You have 2 possible line equations, for triangles sitting on top of the x-axis.
i'm assuming =n is short for equation.
Suppose the triangle sits on the positive half of the x-axis from zero to infinity.
If the perp from the origin to the line is 60 degrees.
then the line makes an angle of 30 degrees with the x-axis.
Be sure this is clear before proceeding,
draw a diagram if necessary.
\(\displaystyle tan30^o=\frac{1}{\sqrt{3}}\)

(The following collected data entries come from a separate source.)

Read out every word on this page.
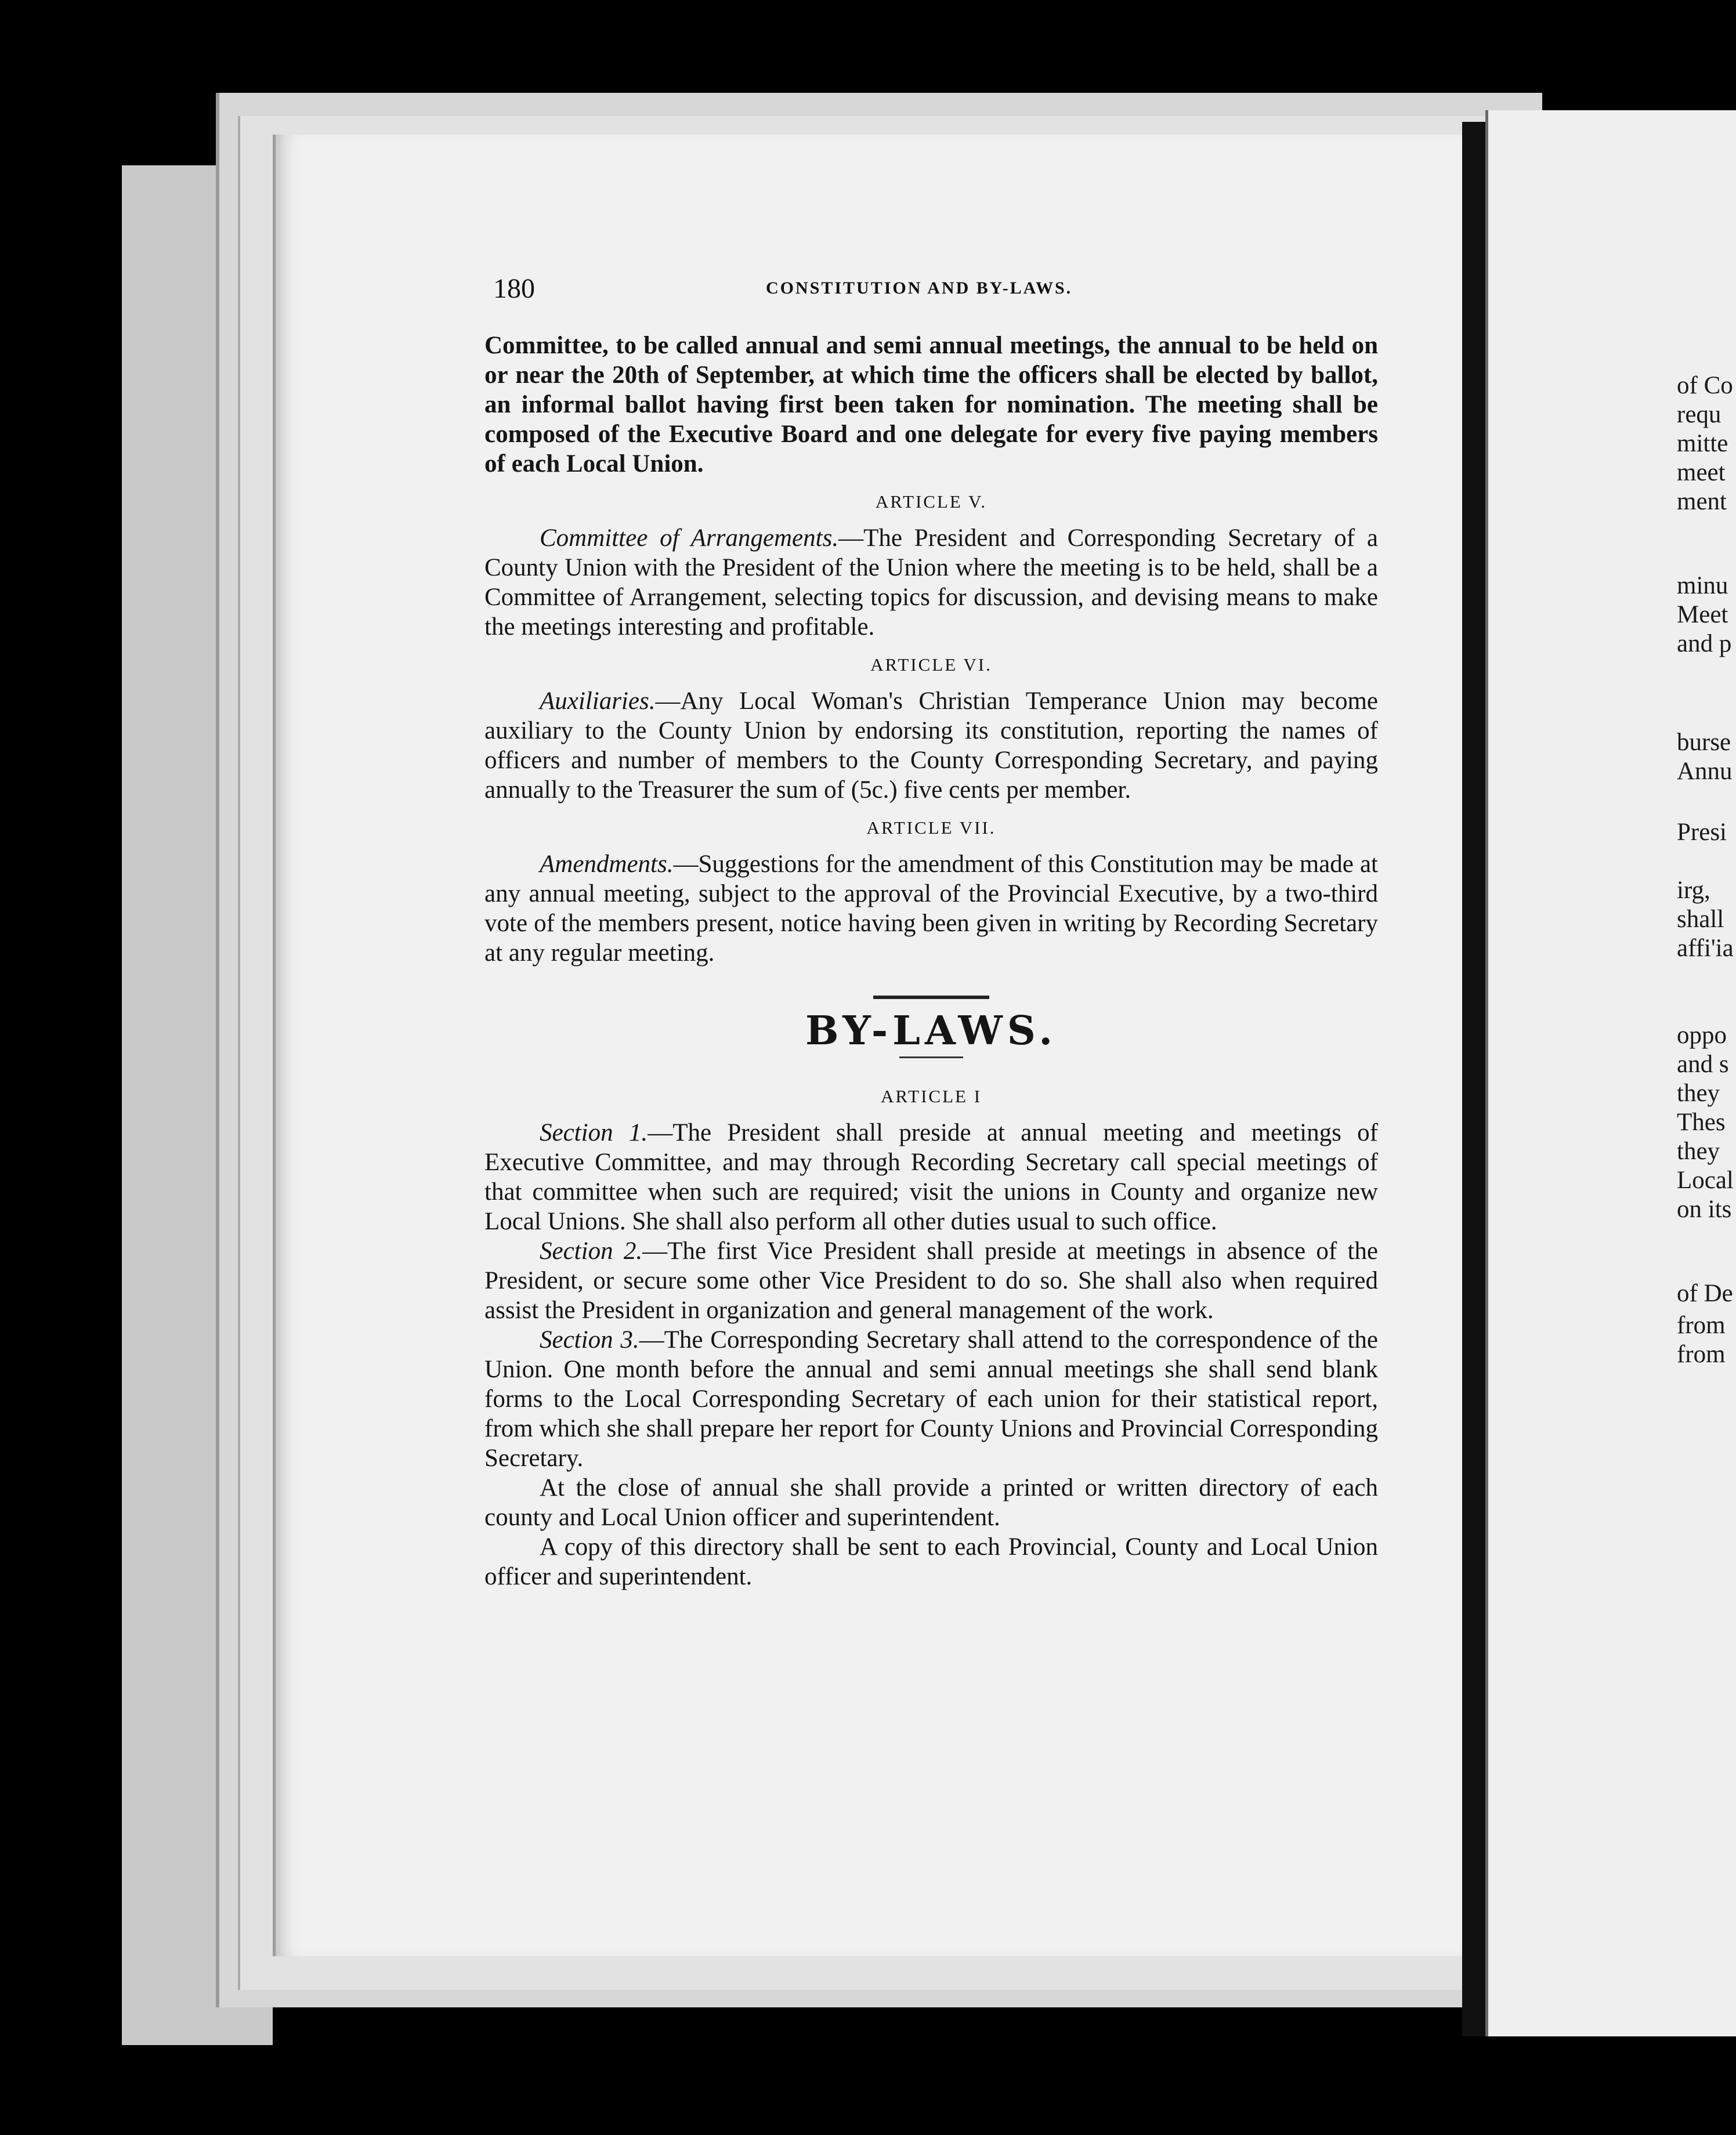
of Co
requ
mitte
meet
ment
minu
Meet
and p
burse
Annu
Presi
irg,
shall
affi'ia
oppo
and s
they
Thes
they
Local
on its
of De
from
from
180	CONSTITUTION AND BY-LAWS.

Committee, to be called annual and semi annual meetings, the annual to be held on or near the 20th of September, at which time the officers shall be elected by ballot, an informal ballot having first been taken for nomination. The meeting shall be composed of the Executive Board and one delegate for every five paying members of each Local Union.

ARTICLE V.

Committee of Arrangements.—The President and Corresponding Secretary of a County Union with the President of the Union where the meeting is to be held, shall be a Committee of Arrangement, selecting topics for discussion, and devising means to make the meetings interesting and profitable.

ARTICLE VI.

Auxiliaries.—Any Local Woman's Christian Temperance Union may become auxiliary to the County Union by endorsing its constitution, reporting the names of officers and number of members to the County Corresponding Secretary, and paying annually to the Treasurer the sum of (5c.) five cents per member.

ARTICLE VII.

Amendments.—Suggestions for the amendment of this Constitution may be made at any annual meeting, subject to the approval of the Provincial Executive, by a two-third vote of the members present, notice having been given in writing by Recording Secretary at any regular meeting.

BY-LAWS.
ARTICLE I

Section 1.—The President shall preside at annual meeting and meetings of Executive Committee, and may through Recording Secretary call special meetings of that committee when such are required; visit the unions in County and organize new Local Unions. She shall also perform all other duties usual to such office.

Section 2.—The first Vice President shall preside at meetings in absence of the President, or secure some other Vice President to do so. She shall also when required assist the President in organization and general management of the work.

Section 3.—The Corresponding Secretary shall attend to the correspondence of the Union. One month before the annual and semi annual meetings she shall send blank forms to the Local Corresponding Secretary of each union for their statistical report, from which she shall prepare her report for County Unions and Provincial Corresponding Secretary.

At the close of annual she shall provide a printed or written directory of each county and Local Union officer and superintendent.

A copy of this directory shall be sent to each Provincial, County and Local Union officer and superintendent.
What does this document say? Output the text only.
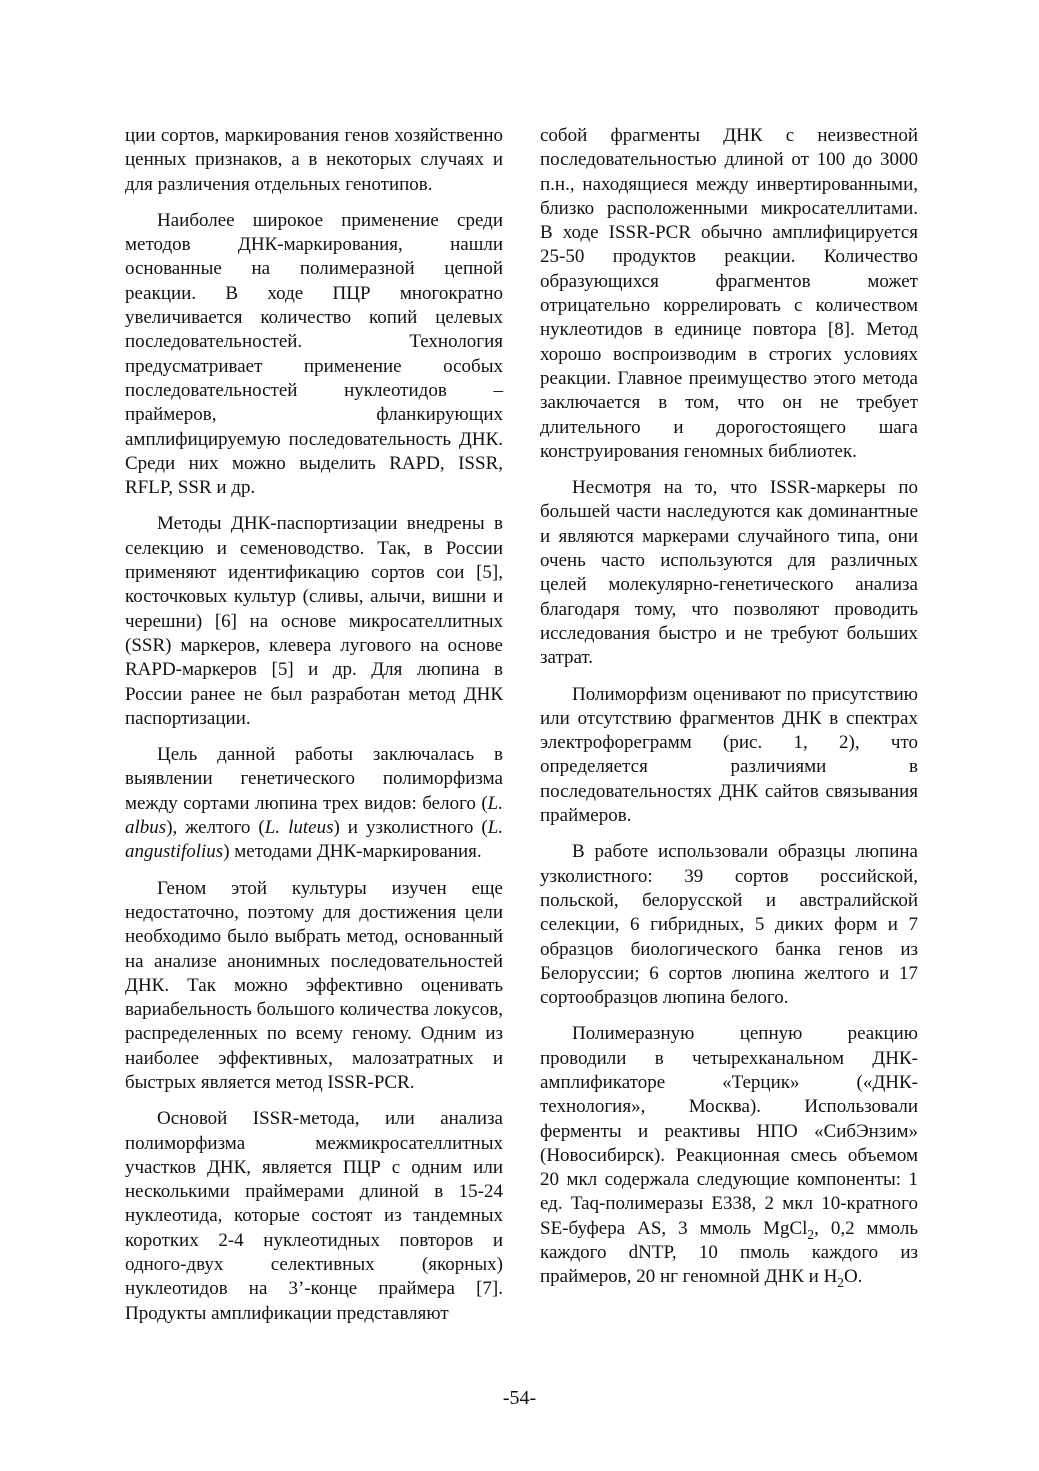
ции сортов, маркирования генов хозяйственно ценных признаков, а в некоторых случаях и для различения отдельных генотипов.

Наиболее широкое применение среди методов ДНК-маркирования, нашли основанные на полимеразной цепной реакции. В ходе ПЦР многократно увеличивается количество копий целевых последовательностей. Технология предусматривает применение особых последовательностей нуклеотидов – праймеров, фланкирующих амплифицируемую последовательность ДНК. Среди них можно выделить RAPD, ISSR, RFLP, SSR и др.

Методы ДНК-паспортизации внедрены в селекцию и семеноводство. Так, в России применяют идентификацию сортов сои [5], косточковых культур (сливы, алычи, вишни и черешни) [6] на основе микросателлитных (SSR) маркеров, клевера лугового на основе RAPD-маркеров [5] и др. Для люпина в России ранее не был разработан метод ДНК паспортизации.

Цель данной работы заключалась в выявлении генетического полиморфизма между сортами люпина трех видов: белого (L. albus), желтого (L. luteus) и узколистного (L. angustifolius) методами ДНК-маркирования.

Геном этой культуры изучен еще недостаточно, поэтому для достижения цели необходимо было выбрать метод, основанный на анализе анонимных последовательностей ДНК. Так можно эффективно оценивать вариабельность большого количества локусов, распределенных по всему геному. Одним из наиболее эффективных, малозатратных и быстрых является метод ISSR-PCR.

Основой ISSR-метода, или анализа полиморфизма межмикросателлитных участков ДНК, является ПЦР с одним или несколькими праймерами длиной в 15-24 нуклеотида, которые состоят из тандемных коротких 2-4 нуклеотидных повторов и одного-двух селективных (якорных) нуклеотидов на 3’-конце праймера [7]. Продукты амплификации представляют

собой фрагменты ДНК с неизвестной последовательностью длиной от 100 до 3000 п.н., находящиеся между инвертированными, близко расположенными микросателлитами. В ходе ISSR-PCR обычно амплифицируется 25-50 продуктов реакции. Количество образующихся фрагментов может отрицательно коррелировать с количеством нуклеотидов в единице повтора [8]. Метод хорошо воспроизводим в строгих условиях реакции. Главное преимущество этого метода заключается в том, что он не требует длительного и дорогостоящего шага конструирования геномных библиотек.

Несмотря на то, что ISSR-маркеры по большей части наследуются как доминантные и являются маркерами случайного типа, они очень часто используются для различных целей молекулярно-генетического анализа благодаря тому, что позволяют проводить исследования быстро и не требуют больших затрат.

Полиморфизм оценивают по присутствию или отсутствию фрагментов ДНК в спектрах электрофореграмм (рис. 1, 2), что определяется различиями в последовательностях ДНК сайтов связывания праймеров.

В работе использовали образцы люпина узколистного: 39 сортов российской, польской, белорусской и австралийской селекции, 6 гибридных, 5 диких форм и 7 образцов биологического банка генов из Белоруссии; 6 сортов люпина желтого и 17 сортообразцов люпина белого.

Полимеразную цепную реакцию проводили в четырехканальном ДНК-амплификаторе «Терцик» («ДНК-технология», Москва). Использовали ферменты и реактивы НПО «СибЭнзим» (Новосибирск). Реакционная смесь объемом 20 мкл содержала следующие компоненты: 1 ед. Taq-полимеразы Е338, 2 мкл 10-кратного SE-буфера AS, 3 ммоль MgCl$_2$, 0,2 ммоль каждого dNTP, 10 пмоль каждого из праймеров, 20 нг геномной ДНК и $H_2O$.

-54-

this gives us the ratio of height over base.
Therefore height=k and base=\(\displaystyle k\sqrt{3}\)
Be sure that you are clear about this before proceeding......\(\displaystyle \frac{k}{k\sqrt{3}}=\frac{1}{\sqrt{3}}\)
Now use the area to discover k.
Triangle area is \(\displaystyle 0.5(k)k\sqrt{3}=54\sqrt{3}\)
\(\displaystyle k^2=108\)
\(\displaystyle k=\sqrt{108}\)
The line slope \(\displaystyle m=-\frac{1}{\sqrt{3}}\)
\(\displaystyle c=k=\sqrt{108}\)
The equation is y=mx+c.
What about working out the 2nd one?